“In light of last week’s tragic event, we are acting with an overabundance of caution and coordinating a going forward strategy with the New York Police Department that may also include a curfew,” a spokesperson for Irving Plaza and Gramercy Theatre told Rolling Stone. “Because these discussions with New York Police Department are ongoing, we will be postponing a few of our upcoming shows.”
The full list of canceled or rescheduled shows are as follows. At Irving Plaza: Joey Bada$$ (Thursday), Mac Miller (Friday) and Vince Staples (Saturday). At Gramercy: Guns N’ Roses cover band Appetite for Destruction (Friday), Black Pistol Fire (Saturday) and YG (Monday).
PREVIOUSLY: Joey Bada$$‘ scheduled performance at Irving Plaza on Thursday night has been canceled, and in a since-deleted tweet, the rapper said the NYPD is behind the cancelation.
Joey’s show was set to be part of Governors Ball’s After Dark concert series, taking place at venues throughout the city this weekend. Mac Miller (Friday) and Vince Staples (Saturday) are also scheduled to perform at the venue this weekend as part of the same program; as of press time, it was unclear whether those shows will still happen. According to Irving Plaza’s Twitter account, Wednesday night’s performance by Train is still set to take place. There are four additional hip-hop shows on Irving’s calendar throughout the month of June.
Reps for the NYPD did not respond to requests for comment on the cancelation. [Update (4:45 p.m.): After the publication of this story, a rep from the NYPD contacted Billboard to deny that it was behind the cancelation, directing questions to the venue and its owner, Live Nation. “The organization’s decision to cancel the event was in no way influenced by the NYPD,” officer Sophia Mason said in an email.

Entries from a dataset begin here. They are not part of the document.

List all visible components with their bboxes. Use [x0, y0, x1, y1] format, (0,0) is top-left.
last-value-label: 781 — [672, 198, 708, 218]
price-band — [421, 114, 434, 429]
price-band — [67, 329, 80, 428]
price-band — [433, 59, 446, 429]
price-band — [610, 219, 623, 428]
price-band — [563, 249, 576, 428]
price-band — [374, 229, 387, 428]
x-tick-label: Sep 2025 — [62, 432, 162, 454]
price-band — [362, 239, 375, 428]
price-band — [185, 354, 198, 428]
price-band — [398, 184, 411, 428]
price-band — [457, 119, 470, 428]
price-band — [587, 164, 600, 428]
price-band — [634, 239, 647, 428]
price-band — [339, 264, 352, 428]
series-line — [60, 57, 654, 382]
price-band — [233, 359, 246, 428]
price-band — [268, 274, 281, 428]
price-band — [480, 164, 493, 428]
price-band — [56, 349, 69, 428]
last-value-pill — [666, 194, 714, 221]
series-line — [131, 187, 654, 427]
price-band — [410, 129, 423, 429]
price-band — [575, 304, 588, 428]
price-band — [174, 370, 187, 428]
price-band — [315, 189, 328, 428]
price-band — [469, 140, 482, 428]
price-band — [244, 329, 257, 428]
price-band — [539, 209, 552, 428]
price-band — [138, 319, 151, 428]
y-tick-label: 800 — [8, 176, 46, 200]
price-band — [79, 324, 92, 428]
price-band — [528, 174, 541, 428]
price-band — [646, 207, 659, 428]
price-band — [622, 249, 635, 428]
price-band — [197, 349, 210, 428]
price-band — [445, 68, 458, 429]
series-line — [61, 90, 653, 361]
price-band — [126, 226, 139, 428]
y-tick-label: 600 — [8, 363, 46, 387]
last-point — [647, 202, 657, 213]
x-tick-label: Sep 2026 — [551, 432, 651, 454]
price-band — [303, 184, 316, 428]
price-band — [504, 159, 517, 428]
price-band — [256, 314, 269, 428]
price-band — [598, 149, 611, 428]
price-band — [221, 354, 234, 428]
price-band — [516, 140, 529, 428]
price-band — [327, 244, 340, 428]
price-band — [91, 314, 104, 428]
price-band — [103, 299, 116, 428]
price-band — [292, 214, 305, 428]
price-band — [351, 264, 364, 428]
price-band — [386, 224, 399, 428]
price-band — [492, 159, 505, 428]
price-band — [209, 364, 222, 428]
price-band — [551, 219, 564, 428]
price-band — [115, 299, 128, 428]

Live Nation has not responded to requests for comment.]
Brooklyn rapper Troy Ave has been arrested and charged with attempted murder following the shooting last week at Irving, after which NYPD Commissioner Bill Bratton decried hip-hop as a whole. “The crazy world of the so-called rap artists who are basically thugs that basically celebrate the violence they’ve lived all their lives and unfortunately that violence often manifests itself during the performances and that’s exactly what happened last evening,” Bratton said in a radio interview the morning of May 26.
Reps for Live Nation, which owns Irving Plaza, also did not respond to requests for comment as of press time.